Naturally anyone who spent every hour of every day making such speeches, as Kung did, was quickly going to get in serious trouble with the authorities. Beijing, as the capital and biggest manufacturing city, undamaged in the Long War compared to many other cities, was assigned many divisions of the army police, and the walls of the city made it possible for them to close the gates and conduct quarter-by-quarter searches. It was, after all, the heart of the empire. They could order an entire quarter razed if they wanted to, and more than once they did; shantytowns and even legally allowed districts were bulldozed flat and rebuilt to the standard work-unit compound plan, in the effort to rid the city of malcontents. A firebrand like Kung was marked for trouble. And so in the Year 31, when he was around seventeen, and Bao fifteen, he left Beijing for the southern provinces, to take the message to the masses, as Zhu Isao had urged him and all the cadres like him to do.

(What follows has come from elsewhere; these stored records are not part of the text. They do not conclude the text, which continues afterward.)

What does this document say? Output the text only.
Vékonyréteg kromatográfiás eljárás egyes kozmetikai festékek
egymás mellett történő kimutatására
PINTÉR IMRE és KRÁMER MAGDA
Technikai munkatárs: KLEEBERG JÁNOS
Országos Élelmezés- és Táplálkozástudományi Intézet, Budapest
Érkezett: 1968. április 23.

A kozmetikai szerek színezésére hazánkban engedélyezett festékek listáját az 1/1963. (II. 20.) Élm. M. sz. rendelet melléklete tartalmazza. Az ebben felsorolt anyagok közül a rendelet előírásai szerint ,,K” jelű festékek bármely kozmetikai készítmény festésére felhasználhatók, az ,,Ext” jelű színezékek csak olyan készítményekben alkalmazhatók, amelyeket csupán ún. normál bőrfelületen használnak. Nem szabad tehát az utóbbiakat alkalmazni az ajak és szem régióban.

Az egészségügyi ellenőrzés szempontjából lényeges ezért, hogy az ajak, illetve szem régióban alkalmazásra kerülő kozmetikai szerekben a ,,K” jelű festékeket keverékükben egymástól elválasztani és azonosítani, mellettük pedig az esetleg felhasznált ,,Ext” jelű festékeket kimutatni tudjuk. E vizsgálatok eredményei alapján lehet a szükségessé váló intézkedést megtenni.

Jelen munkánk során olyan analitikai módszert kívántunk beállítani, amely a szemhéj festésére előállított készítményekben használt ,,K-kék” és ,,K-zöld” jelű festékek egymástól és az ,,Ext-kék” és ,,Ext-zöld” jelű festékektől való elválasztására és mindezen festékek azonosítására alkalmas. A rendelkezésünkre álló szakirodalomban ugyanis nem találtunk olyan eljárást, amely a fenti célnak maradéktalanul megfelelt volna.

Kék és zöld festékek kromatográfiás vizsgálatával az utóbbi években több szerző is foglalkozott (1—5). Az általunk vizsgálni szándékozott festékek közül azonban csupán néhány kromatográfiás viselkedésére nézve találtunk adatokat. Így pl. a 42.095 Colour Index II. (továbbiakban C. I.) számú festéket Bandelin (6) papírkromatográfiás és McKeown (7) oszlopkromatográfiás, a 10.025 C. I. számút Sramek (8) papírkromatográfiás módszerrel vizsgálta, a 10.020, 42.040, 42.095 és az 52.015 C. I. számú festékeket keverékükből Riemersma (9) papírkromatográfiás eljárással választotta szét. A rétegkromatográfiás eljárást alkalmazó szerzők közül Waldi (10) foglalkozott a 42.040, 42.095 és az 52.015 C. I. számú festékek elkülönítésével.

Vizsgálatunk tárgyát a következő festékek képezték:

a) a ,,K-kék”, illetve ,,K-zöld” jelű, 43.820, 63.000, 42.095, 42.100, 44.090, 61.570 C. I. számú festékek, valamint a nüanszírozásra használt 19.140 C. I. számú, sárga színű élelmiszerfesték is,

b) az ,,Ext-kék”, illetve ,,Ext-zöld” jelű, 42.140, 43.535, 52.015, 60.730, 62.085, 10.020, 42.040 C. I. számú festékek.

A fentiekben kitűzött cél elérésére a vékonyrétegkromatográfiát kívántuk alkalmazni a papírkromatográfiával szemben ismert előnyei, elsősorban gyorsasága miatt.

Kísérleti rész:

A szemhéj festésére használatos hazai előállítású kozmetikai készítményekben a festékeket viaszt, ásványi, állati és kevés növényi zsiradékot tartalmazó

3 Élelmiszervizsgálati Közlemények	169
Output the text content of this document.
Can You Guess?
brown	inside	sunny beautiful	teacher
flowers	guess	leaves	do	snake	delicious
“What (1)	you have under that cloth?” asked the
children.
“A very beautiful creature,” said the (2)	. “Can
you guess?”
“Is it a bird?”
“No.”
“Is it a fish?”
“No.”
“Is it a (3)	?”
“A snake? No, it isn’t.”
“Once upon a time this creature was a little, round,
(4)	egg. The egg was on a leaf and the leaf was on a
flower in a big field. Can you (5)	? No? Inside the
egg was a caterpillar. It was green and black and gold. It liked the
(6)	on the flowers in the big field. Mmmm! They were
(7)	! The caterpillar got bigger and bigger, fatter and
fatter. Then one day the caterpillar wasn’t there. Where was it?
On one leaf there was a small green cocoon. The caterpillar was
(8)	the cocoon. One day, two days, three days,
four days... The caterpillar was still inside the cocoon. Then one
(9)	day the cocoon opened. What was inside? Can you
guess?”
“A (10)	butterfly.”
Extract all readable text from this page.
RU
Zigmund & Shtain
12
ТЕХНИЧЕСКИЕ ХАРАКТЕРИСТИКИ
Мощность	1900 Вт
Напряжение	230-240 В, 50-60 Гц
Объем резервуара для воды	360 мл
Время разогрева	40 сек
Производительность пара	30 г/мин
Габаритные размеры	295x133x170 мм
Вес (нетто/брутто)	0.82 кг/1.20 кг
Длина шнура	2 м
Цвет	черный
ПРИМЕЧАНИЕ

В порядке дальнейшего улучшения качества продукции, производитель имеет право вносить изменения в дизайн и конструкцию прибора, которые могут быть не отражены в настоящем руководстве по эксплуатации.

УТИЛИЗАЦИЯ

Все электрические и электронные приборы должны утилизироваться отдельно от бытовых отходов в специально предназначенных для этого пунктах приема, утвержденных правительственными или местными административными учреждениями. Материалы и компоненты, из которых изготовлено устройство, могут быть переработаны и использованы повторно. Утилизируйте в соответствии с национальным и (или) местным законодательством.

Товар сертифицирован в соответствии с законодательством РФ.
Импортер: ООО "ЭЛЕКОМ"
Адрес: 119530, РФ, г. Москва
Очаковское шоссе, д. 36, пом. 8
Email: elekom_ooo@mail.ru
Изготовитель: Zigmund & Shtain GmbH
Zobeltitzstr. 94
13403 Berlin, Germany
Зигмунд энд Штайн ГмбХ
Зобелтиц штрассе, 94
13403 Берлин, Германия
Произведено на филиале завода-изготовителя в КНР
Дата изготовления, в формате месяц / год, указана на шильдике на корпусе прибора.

Bao followed along with him. At the time of his departure he took with him a bag containing a pair of silk socks, a pair of blue wool shoes with leather bottoms, a wadded jacket, an old lined jacket, a pair of lined trousers, a pair of unlined trousers, a hand towel, a pair of bamboo chopsticks, an enamel bowl, a toothbrush, and a copy of Zhu's
Analysis of Chinese Colonialism.
The next years flew by, and Bao learned a great deal about life and people, and about his friend Kung Jianguo. The riots of Year 33 evolved into a full revolt against the Fifth Military Assemblage, which became a general civil war. The army attempted to keep control of the cities, the revolutionaries scattered into the villages and fields. There they lived by a series of protocols that made them the favorite of the farmers, taking great pains to protect them and their crops and animals, never expropriating their possessions or their food, preferring starvation to theft from the very people they had pledged themselves to liberate.